AMMOSS PHIODOROVITCH. — Oui, un fait évidemment extraordinaire, simplement extraordinaire... et qui doit cacher quelque dessous...

LOUKA LOUKITCH. — Mais pour quel diable de motif, Antone Antonovitch, ce révizor vient-il ici ?... Pourquoi ?...

LE PRÉFET. — Pourquoi ? Telle est, sans doute, notre destinée. (Il pousse un soupir.) Jusqu’à ce jour, les révizors allaient ailleurs, Dieu soit loué... Notre tour est venu...

AMMOSS PHIODOROVITCH. — Je crois, Antone Antonovitch, qu’il s’agit là d’un motif subtil et surtout politique... Cela signifie... que... la Russie... oui... veut faire la guerre... Et le ministère, voyez-vous, a envoyé un fonctionnaire pour savoir si quelque trahison...

LE PRÉFET. — Vous allez bien loin... vous, un homme intelligent !... La trahison dans une ville de district ! Sommes-nous donc à la frontière !... Sortez de votre trou, galopez pendant trois ans... et vous n’arriverez nulle part !...

AMMOSS PHIODOROVITCH. — Je vous dis que vous n’y... que vous ne... Le gouvernement a des vues plus fines... évidemment... nous sommes loin... mais il ne perd pas le nord...
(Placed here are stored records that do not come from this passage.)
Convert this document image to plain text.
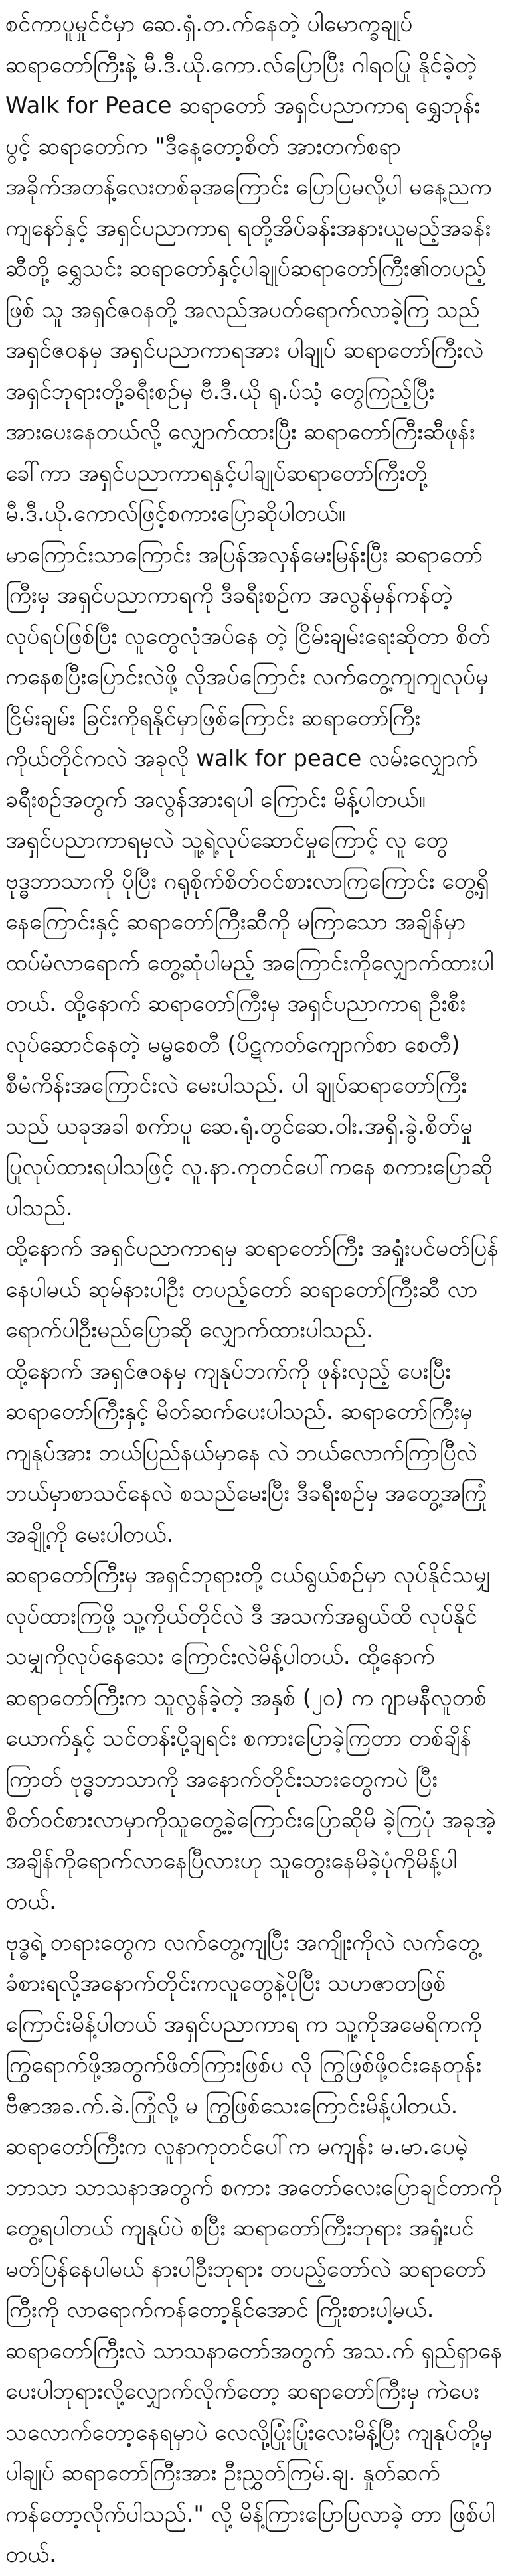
စင်ကာပူမှုင်ငံမှာ ဆေ.ရှံ.တ.က်နေတဲ့ ပါမောက္ခချုပ် ဆရာတော်ကြီးနဲ့ မီ.ဒီ.ယို.ကော.လ်ပြောပြီး ဂါရဝပြု နိုင်ခဲ့တဲ့ Walk for Peace ဆရာတော် အရှင်ပညာကာရ ရွှေဘုန်းပွင့် ဆရာတော်က "ဒီနေ့တော့စိတ် အားတက်စရာအခိုက်အတန့်လေးတစ်ခုအကြောင်း ပြောပြမလို့ပါ မနေ့ညက ကျနော်နှင့် အရှင်ပညာကာရ ရတို့အိပ်ခန်းအနားယူမည့်အခန်းဆီတို့ ရွှေသင်း ဆရာတော်နှင့်ပါချုပ်ဆရာတော်ကြီး၏တပည့်ဖြစ် သူ အရှင်ဇဝနတို့ အလည်အပတ်ရောက်လာခဲ့ကြ သည် အရှင်ဇဝနမှ အရှင်ပညာကာရအား ပါချုပ် ဆရာတော်ကြီးလဲ အရှင်ဘုရားတို့ခရီးစဉ်မှ ဗီ.ဒီ.ယို ရု.ပ်သံ့ တွေကြည့်ပြီး အားပေးနေတယ်လို့ လျှောက်ထားပြီး ဆရာတော်ကြီးဆီဖုန်းခေါ်ကာ အရှင်ပညာကာရနှင့်ပါချုပ်ဆရာတော်ကြီးတို့ မီ.ဒီ.ယို.ကောလ်ဖြင့်စကားပြောဆိုပါတယ်။

မာကြောင်းသာကြောင်း အပြန်အလှန်မေးမြန်းပြီး ဆရာတော်ကြီးမှ အရှင်ပညာကာရကို ဒီခရီးစဉ်က အလွန်မှန်ကန်တဲ့လုပ်ရပ်ဖြစ်ပြီး လူတွေလုံအပ်နေ တဲ့ ငြိမ်းချမ်းရေးဆိုတာ စိတ်ကနေစပြီးပြောင်းလဲဖို့ လိုအပ်ကြောင်း လက်တွေ့ကျကျလုပ်မှ ငြိမ်းချမ်း ခြင်းကိုရနိုင်မှာဖြစ်ကြောင်း ဆရာတော်ကြီး ကိုယ်တိုင်ကလဲ အခုလို walk for peace လမ်းလျှောက်ခရီးစဉ်အတွက် အလွန်အားရပါ ကြောင်း မိန့်ပါတယ်။

အရှင်ပညာကာရမှလဲ သူ့ရဲ့လုပ်ဆောင်မှုကြောင့် လူ တွေ ဗုဒ္ဓဘာသာကို ပိုပြီး ဂရုစိုက်စိတ်ဝင်စားလာကြကြောင်း တွေ့ရှိနေကြောင်းနှင့် ဆရာတော်ကြီးဆီကို မကြာသော အချိန်မှာ ထပ်မံလာရောက် တွေ့ဆုံပါမည့် အကြောင်းကိုလျှောက်ထားပါတယ်. ထို့နောက် ဆရာတော်ကြီးမှ အရှင်ပညာကာရ ဦးစီး လုပ်ဆောင်နေတဲ့ မမ္မစေတီ (ပိဋကတ်ကျောက်စာ စေတီ) စီမံကိန်းအကြောင်းလဲ မေးပါသည်. ပါ ချုပ်ဆရာတော်ကြီးသည် ယခုအခါ စက်ာပူ ဆေ.ရုံ.တွင်ဆေ.ဝါး.အရှိ.ခွဲ.စိတ်မှုပြုလုပ်ထားရပါသဖြင့် လူ.နာ.ကုတင်ပေါ်ကနေ စကားပြောဆိုပါသည်.

ထို့နောက် အရှင်ပညာကာရမှ ဆရာတော်ကြီး အရှုံးပင်မတ်ပြန်နေပါမယ် ဆုမ်နားပါဦး တပည့်တော် ဆရာတော်ကြီးဆီ လာရောက်ပါဦးမည်ပြောဆို လျှောက်ထားပါသည်.

ထို့နောက် အရှင်ဇဝနမှ ကျနုပ်ဘက်ကို ဖုန်းလှည့် ပေးပြီး ဆရာတော်ကြီးနှင့် မိတ်ဆက်ပေးပါသည်. ဆရာတော်ကြီးမှ ကျနုပ်အား ဘယ်ပြည်နယ်မှာနေ လဲ ဘယ်လောက်ကြာပြီလဲ ဘယ်မှာစာသင်နေလဲ စသည်မေးပြီး ဒီခရီးစဉ်မှ အတွေ့အကြုံအချို့ကို မေးပါတယ်.

ဆရာတော်ကြီးမှ အရှင်ဘုရားတို့ ငယ်ရွယ်စဉ်မှာ လုပ်နိုင်သမျှလုပ်ထားကြဖို့ သူ့ကိုယ်တိုင်လဲ ဒီ အသက်အရွယ်ထိ လုပ်နိုင်သမျှကိုလုပ်နေသေး ကြောင်းလဲမိန့်ပါတယ်. ထို့နောက်ဆရာတော်ကြီးက သူလွန်ခဲ့တဲ့ အနှစ် (၂၀) က ဂျာမနီလူတစ်ယောက်နှင့် သင်တန်းပို့ချရင်း စကားပြောခဲ့ကြတာ တစ်ချိန် ကြာတ် ဗုဒ္ဓဘာသာကို အနောက်တိုင်းသားတွေကပဲ ပြီးစိတ်ဝင်စားလာမှာကိုသူတွေ့ခဲ့ကြောင်းပြောဆိုမိ ခဲ့ကြပုံ အခုအဲ့အချိန်ကိုရောက်လာနေပြီလားဟု သူတွေးနေမိခဲ့ပုံကိုမိန့်ပါတယ်.

ဗုဒ္ဓရဲ့ တရားတွေက လက်တွေ့ကျပြီး အကျိုးကိုလဲ လက်တွေ့ခံစားရလို့အနောက်တိုင်းကလူတွေနဲ့ပိုပြီး သဟဇာတဖြစ်ကြောင်းမိန့်ပါတယ် အရှင်ပညာကာရ က သူ့ကိုအမေရိကကိုကြွရောက်ဖို့အတွက်ဖိတ်ကြားဖြစ်ပ လို ကြွဖြစ်ဖို့ဝင်းနေတုန်း ဗီဇာအခ.က်.ခဲ.ကြုံလို့ မ ကြွဖြစ်သေးကြောင်းမိန့်ပါတယ်.

ဆရာတော်ကြီးက လူနာကုတင်ပေါ်က မကျန်း မ.မာ.ပေမဲ့ ဘာသာ သာသနာအတွက် စကား အတော်လေးပြောချင်တာကိုတွေ့ရပါတယ် ကျနုပ်ပဲ စပြီး ဆရာတော်ကြီးဘုရား အရှုံးပင်မတ်ပြန်နေပါမယ် နားပါဦးဘုရား တပည့်တော်လဲ ဆရာတော်ကြီးကို လာရောက်ကန်တော့နိုင်အောင် ကြိုးစားပါ့မယ်.

ဆရာတော်ကြီးလဲ သာသနာတော်အတွက် အသ.က် ရှည်ရှာနေပေးပါဘုရားလို့လျှောက်လိုက်တော့ ဆရာတော်ကြီးမှ ကဲပေးသလောက်တော့နေရမှာပဲ လေလို့ပြုံးပြုံးလေးမိန့်ပြီး ကျနုပ်တို့မှ ပါချုပ် ဆရာတော်ကြီးအား ဦးညွှတ်ကြမ်.ချ. နှုတ်ဆက် ကန်တော့လိုက်ပါသည်." လို့ မိန့်ကြားပြောပြလာခဲ့ တာ ဖြစ်ပါတယ်.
LE PRÉFET. — Qu’il le perde ou non... moi, je vous ai avertis, messieurs... J’ai déjà pris des mesures en ce qui me concerne, je vous conseille d’en faire autant... surtout vous, Artemi Philippovitch... Je suis sûr que ce fonctionnaire visitera tout d’abord les établissements dont vous avez la surveillance... Faites donc pour le mieux. Que les bonnets soient propres et que les malades ne se promènent pas comme d’ordinaire, Dieu sait dans quelle tenue...

ARTEMI PHILIPPOVITCH. — Cela n’a pas d’importance... Mais évidemment... on peut mettre des bonnets propres...
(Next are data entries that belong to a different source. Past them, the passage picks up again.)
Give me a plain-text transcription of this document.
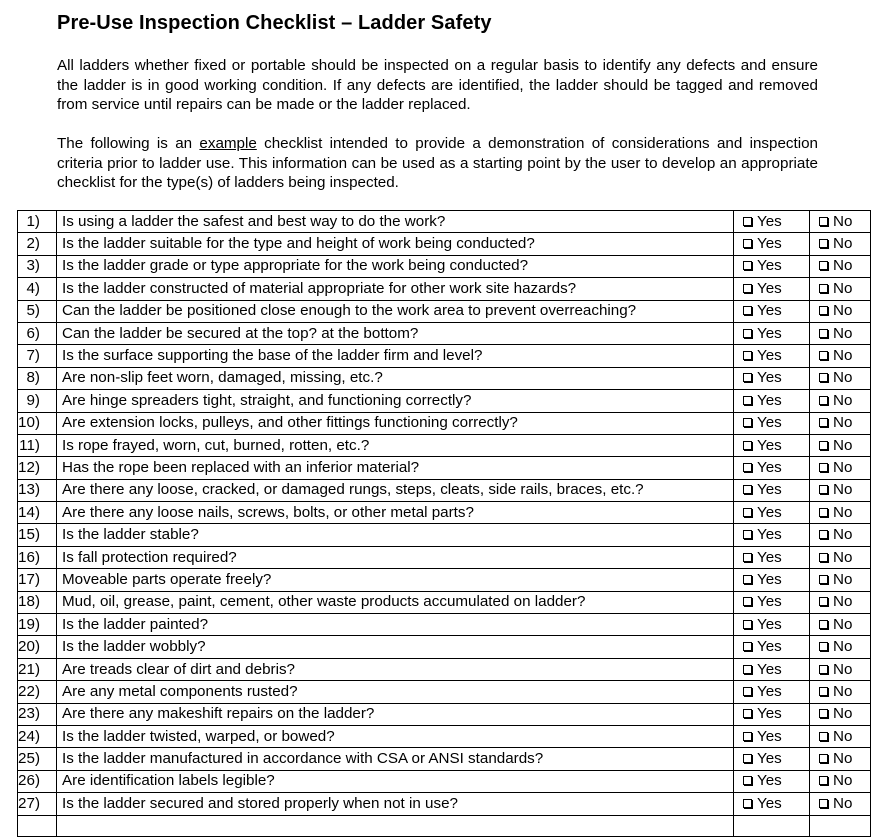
Pre-Use Inspection Checklist – Ladder Safety
All ladders whether fixed or portable should be inspected on a regular basis to identify any defects and ensure the ladder is in good working condition. If any defects are identified, the ladder should be tagged and removed from service until repairs can be made or the ladder replaced.
The following is an example checklist intended to provide a demonstration of considerations and inspection criteria prior to ladder use. This information can be used as a starting point by the user to develop an appropriate checklist for the type(s) of ladders being inspected.
1)	Is using a ladder the safest and best way to do the work?	Yes	No
2)	Is the ladder suitable for the type and height of work being conducted?	Yes	No
3)	Is the ladder grade or type appropriate for the work being conducted?	Yes	No
4)	Is the ladder constructed of material appropriate for other work site hazards?	Yes	No
5)	Can the ladder be positioned close enough to the work area to prevent overreaching?	Yes	No
6)	Can the ladder be secured at the top? at the bottom?	Yes	No
7)	Is the surface supporting the base of the ladder firm and level?	Yes	No
8)	Are non-slip feet worn, damaged, missing, etc.?	Yes	No
9)	Are hinge spreaders tight, straight, and functioning correctly?	Yes	No
10)	Are extension locks, pulleys, and other fittings functioning correctly?	Yes	No
11)	Is rope frayed, worn, cut, burned, rotten, etc.?	Yes	No
12)	Has the rope been replaced with an inferior material?	Yes	No
13)	Are there any loose, cracked, or damaged rungs, steps, cleats, side rails, braces, etc.?	Yes	No
14)	Are there any loose nails, screws, bolts, or other metal parts?	Yes	No
15)	Is the ladder stable?	Yes	No
16)	Is fall protection required?	Yes	No
17)	Moveable parts operate freely?	Yes	No
18)	Mud, oil, grease, paint, cement, other waste products accumulated on ladder?	Yes	No
19)	Is the ladder painted?	Yes	No
20)	Is the ladder wobbly?	Yes	No
21)	Are treads clear of dirt and debris?	Yes	No
22)	Are any metal components rusted?	Yes	No
23)	Are there any makeshift repairs on the ladder?	Yes	No
24)	Is the ladder twisted, warped, or bowed?	Yes	No
25)	Is the ladder manufactured in accordance with CSA or ANSI standards?	Yes	No
26)	Are identification labels legible?	Yes	No
27)	Is the ladder secured and stored properly when not in use?	Yes	No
LE PRÉFET. — Oui... Et écrivez donc au-dessus de chaque lit vos observations en latin... ou dans n’importe quelle autre langue... Ceci vous regarde, Christian Ivanovitch... La maladie... la date de l’entrée du malade... et de plus... il est regrettable que vos malades fument un tabac aussi fort... À peine entré qu’on éternue !... D’ailleurs, il faudrait réduire le nombre des malades... On accuserait... on dirait qu’ils sont mal soignés, que le médecin est mauvais...

ARTEMI PHILIPPOVITCH. — Christian Ivanovitch et moi nous avons pris toutes nos mesures pour les soins à donner aux malades... le plus près de la nature, c’est le mieux... pas de médecine coûteuse... L’homme est simple : s’il est condamné à mourir, il mourra... et s’il doit guérir, il se remettra tout seul... D’ailleurs, il est impossible à Christian Ivanovitch de s’expliquer avec les malades : il ne sait pas un mot de russe.

CHRISTIAN IVANOVITCH(il marmotte une syllabe inintelligible dans laquelle on distingue la lettre i et la lettre ê).

LE PRÉFET. — Quant à vous, Ammoss Phiodorovitch, je vous conseillerais de surveiller davantage ce qui se passe au palais... Dans le vestibule où attendent les clients, les gardiens ont introduit des oies avec leurs petits... et ces bêtes vous trottent dans les jambes... Il est tout à fait louable d’élever des animaux domestiques et pourquoi les gardiens du Palais de Justice s’en priveraient-ils ?... Mais je vous assure... dans vos bureaux, c’est vraiment déplacé... Il y a longtemps que je voulais vous le faire remarquer... mais je ne sais pourquoi... j’oubliais...

AMMOSS PHIODOROVITCH. — Je vais dire aujourd’hui même qu’on les descende à la cuisine. Voulez-vous dîner avec nous ce soir ?

LE PRÉFET. — De plus... toutes sortes de saletés sèchent dans votre bureau... c’est très laid... et j’ai vu tout un attirail de chasse sur votre armoire à papiers... Je sais que vous aimez la chasse, mais enlevez donc tout cela... quitte à le remettre quand le révizor sera parti... Et votre assesseur... c’est un homme très intelligent... mais il pue... à croire qu’il vient toujours de sortir du cabaret... Mauvaise note !... Je voulais vous le dire aussi, mais j’ai été distrait... je ne sais pourquoi... Si c’est réellement une odeur naturelle, comme il le prétend, il y a un moyen de la combattre... on peut lui conseiller de manger de l’ail, de l’oignon... ou telle autre chose... Christian Ivanovitch nous aidera en donnant des médicaments...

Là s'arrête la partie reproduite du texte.